Gov. Sonny Perdue’s special investigators sent a letter Dec. 9 to Superintendent Beverly Hall claiming that Atlanta Public Schools administrators are giving their personal criminal defense attorneys access to school grounds so they can interview potential witnesses, raising “serious witness intimidation concerns.”
In the letter, Mike Bowers, Bob Wilson and Richard Hyde, investigators checking into cheating at Atlanta schools on the Criterion-Referenced Competency Tests, told Hall to tell her administrators to stop allowing their defense attorneys to interview teachers and instructors on school property, on school time and at the direction of school principals.
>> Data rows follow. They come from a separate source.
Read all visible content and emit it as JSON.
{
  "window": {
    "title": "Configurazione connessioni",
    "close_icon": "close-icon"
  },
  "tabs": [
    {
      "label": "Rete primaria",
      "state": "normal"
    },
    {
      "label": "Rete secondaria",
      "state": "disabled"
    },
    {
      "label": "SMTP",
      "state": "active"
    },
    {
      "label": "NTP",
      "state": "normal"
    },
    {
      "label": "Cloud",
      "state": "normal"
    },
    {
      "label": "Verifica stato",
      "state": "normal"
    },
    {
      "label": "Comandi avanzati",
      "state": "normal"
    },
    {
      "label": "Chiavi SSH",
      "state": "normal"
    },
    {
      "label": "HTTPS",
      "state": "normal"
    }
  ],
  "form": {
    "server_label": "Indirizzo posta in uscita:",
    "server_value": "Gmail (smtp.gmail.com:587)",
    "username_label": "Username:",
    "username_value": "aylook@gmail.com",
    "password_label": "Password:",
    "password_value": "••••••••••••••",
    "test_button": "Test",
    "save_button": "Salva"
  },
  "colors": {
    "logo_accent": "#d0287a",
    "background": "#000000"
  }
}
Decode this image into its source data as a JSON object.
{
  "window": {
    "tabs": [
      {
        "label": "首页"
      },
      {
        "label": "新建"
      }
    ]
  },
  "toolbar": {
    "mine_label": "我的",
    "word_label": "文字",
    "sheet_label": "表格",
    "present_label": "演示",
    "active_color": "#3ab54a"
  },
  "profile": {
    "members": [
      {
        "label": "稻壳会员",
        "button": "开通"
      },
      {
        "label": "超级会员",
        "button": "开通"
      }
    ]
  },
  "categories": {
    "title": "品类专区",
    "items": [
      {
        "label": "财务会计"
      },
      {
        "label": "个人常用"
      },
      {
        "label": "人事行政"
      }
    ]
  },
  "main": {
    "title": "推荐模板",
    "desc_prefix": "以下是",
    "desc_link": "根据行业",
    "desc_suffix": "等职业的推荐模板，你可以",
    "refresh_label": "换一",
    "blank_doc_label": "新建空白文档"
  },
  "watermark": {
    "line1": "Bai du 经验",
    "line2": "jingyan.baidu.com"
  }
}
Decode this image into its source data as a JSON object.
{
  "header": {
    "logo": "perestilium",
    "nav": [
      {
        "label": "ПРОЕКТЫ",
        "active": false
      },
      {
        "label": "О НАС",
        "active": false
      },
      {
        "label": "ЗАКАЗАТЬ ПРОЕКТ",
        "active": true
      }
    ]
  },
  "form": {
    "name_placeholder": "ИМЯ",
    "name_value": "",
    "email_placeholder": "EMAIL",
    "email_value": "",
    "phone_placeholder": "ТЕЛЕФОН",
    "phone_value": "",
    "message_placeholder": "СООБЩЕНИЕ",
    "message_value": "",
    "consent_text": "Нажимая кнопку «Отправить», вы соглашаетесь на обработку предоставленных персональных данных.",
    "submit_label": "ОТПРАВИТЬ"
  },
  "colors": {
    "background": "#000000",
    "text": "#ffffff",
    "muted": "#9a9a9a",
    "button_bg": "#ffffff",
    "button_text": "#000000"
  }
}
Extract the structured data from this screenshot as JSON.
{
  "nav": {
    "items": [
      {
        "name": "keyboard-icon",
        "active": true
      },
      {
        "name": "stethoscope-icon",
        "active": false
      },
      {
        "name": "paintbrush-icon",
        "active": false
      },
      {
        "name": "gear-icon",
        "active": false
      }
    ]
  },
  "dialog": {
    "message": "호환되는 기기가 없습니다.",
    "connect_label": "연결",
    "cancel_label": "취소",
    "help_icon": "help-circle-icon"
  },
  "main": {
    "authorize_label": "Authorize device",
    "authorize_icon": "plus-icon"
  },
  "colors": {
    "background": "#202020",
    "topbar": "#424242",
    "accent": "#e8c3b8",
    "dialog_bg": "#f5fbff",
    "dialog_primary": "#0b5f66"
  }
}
The investigators claimed this appears to put the school district’s stamp of approval on the practice and can let administrators and principals use the power of their office to compel witnesses to cooperate.
Hall responded to the investigators by letter Dec. 14, stating defense lawyers hired by Atlanta Public Schools administrators will not be allowed to interrupt other school employees during school hours. Hall said she will tell staffers that their attorneys cannot disrupt the educational environment.
In her letter, Hall told the investigators she was concerned members of the news media had a copy of their letter to her before she could respond.
“I understand that you assured APS staff during a meeting shortly after your appointment that the media would not be contacted during this special investigation,” Hall wrote. “I hope that you and those working with you will abide by those assurances going forward.”
In August, Perdue appointed the investigators to determine whether Atlanta school officials falsified scores on the CRCTs.
“It’s very serious business and we want what could be construed as interference with the investigation to be stopped,” Bowers said. “It’s not that the defense attorneys don’t have a right to talk to anyone they please, but it shouldn’t be under those conditions.”
The APS test-tampering scandal already has resulted in dozens of GBI agents being dispatched to Atlanta public schools to interview teachers and administrators, the investigators have said.
On Nov. 30, Fulton County District Attorney Paul Howard designated Bowers, a former state attorney general, and Wilson, a former DeKalb district attorney, as special assistant district attorneys. Howard said he may convene a special grand jury.